Take the example of a controlling culture from an article 'What's So Special About Special Ops' in the Winter 2009 issue of strategy+business. It describes the methods of recruiting, training, leading, and maintaining the US military's elite special operations forces in a culture which is highly focused, disciplined, and controlled – not just by legislation (It is a legal requirement to follow the orders of superior officers) – but also by formal and informal systems.
Even though this organization is very highly controlled it is also allows for teamwork (described as 'ultimately a matter of life and death'), collaboration, 'independence and flexibility'. Teams are 'able to rapidly make decisions and adjust to conditions on the ground without interference or second guessing'. Team members believe their work is high quality, meaningful, and conducted to high professional and ethical standards.
Wholefoods, the supermarket chain, is a collaborative culture if the quote by Gary Hamel in a Financial Times article is anything to go by:
"Imagine a retailer where frontline employees decide what to stock; where the pressure to perform comes from peers rather than bosses; where teams, not managers, have veto power over new hires … Try to envision a company where everyone knows what everyone else gets paid, and where senior execs limit their pay to 19 times the average wage."
Even with this level of collaboration there are hosts of controls – how else would shelves get stocked, customers get good service, hygiene standards be adhered to and so on.
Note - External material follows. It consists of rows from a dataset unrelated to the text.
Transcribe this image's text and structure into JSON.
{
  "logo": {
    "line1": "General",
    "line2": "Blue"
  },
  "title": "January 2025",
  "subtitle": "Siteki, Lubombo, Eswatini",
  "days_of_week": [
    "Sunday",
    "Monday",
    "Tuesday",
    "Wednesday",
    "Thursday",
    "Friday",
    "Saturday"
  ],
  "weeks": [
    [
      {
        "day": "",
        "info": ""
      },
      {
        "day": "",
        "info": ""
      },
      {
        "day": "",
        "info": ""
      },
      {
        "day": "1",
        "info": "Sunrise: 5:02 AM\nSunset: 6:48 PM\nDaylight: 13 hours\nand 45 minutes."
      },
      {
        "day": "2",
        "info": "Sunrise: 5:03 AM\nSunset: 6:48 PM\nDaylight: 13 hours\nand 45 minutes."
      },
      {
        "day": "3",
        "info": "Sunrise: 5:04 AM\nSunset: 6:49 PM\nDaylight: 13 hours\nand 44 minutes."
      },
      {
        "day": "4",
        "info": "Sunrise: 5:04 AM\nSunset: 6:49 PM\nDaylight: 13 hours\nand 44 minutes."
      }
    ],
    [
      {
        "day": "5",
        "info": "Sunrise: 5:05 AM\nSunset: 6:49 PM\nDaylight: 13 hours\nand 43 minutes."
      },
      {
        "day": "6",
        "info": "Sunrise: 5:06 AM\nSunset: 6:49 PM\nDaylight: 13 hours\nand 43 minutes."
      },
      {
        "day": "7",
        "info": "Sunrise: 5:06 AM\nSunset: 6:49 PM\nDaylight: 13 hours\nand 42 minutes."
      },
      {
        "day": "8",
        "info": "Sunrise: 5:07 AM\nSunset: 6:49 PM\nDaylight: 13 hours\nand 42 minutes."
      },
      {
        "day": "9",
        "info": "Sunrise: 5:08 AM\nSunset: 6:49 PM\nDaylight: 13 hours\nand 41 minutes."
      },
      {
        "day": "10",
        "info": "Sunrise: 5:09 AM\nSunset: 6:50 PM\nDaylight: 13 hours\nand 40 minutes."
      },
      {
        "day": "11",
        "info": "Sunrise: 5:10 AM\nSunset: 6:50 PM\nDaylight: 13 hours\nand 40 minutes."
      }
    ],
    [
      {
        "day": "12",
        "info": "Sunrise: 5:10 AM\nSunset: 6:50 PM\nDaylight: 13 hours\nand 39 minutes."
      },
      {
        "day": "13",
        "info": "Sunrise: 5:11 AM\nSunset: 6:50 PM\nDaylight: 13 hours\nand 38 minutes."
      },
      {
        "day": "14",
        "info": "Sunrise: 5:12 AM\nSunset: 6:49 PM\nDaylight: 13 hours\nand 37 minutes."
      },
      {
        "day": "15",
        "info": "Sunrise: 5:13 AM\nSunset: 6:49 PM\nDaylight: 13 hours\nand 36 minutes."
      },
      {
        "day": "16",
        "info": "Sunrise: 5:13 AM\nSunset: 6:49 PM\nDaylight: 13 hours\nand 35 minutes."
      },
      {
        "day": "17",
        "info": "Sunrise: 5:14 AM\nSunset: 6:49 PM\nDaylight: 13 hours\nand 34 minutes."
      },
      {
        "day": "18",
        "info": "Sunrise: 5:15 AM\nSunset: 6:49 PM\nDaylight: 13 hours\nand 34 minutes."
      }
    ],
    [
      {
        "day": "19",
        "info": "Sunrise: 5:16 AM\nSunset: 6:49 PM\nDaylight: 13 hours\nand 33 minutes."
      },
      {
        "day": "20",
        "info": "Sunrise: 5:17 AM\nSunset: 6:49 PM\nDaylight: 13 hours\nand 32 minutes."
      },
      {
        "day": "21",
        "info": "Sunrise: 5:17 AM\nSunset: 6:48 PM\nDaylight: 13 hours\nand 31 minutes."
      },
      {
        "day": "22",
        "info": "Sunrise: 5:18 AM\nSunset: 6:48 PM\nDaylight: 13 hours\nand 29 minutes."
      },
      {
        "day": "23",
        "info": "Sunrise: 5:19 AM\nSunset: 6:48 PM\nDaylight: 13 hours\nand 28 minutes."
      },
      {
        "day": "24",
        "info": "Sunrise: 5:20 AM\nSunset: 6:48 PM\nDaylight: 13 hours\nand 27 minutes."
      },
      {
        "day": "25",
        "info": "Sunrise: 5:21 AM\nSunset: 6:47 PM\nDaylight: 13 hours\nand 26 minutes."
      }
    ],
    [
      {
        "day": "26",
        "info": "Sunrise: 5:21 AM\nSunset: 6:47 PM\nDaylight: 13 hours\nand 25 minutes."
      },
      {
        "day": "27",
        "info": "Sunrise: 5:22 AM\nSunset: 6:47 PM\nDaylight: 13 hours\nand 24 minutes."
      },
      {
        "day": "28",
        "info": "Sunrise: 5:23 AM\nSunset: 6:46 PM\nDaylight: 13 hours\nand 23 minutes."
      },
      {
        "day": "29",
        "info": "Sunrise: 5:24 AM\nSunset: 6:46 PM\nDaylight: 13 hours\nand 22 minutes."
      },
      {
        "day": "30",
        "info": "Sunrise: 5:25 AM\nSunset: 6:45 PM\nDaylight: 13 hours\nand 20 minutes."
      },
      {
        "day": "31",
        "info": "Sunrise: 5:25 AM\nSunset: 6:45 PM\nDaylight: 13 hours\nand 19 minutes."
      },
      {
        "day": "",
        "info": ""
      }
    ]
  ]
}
And it is a culture that fosters good work as one team member reports:
'Whole Foods Maret is a place where I am proud to work. I am proud to work for a company that I can believe in what they are selling. I actually enjoy my job and enjoy going every day. It's a great place to work because they care about their employees and the environment".
The two examples illustrate that the orientation towards more collaboration or more control is dependent on the organization and what it is trying to achieve – neither one is 'better' than the other in any objective sense.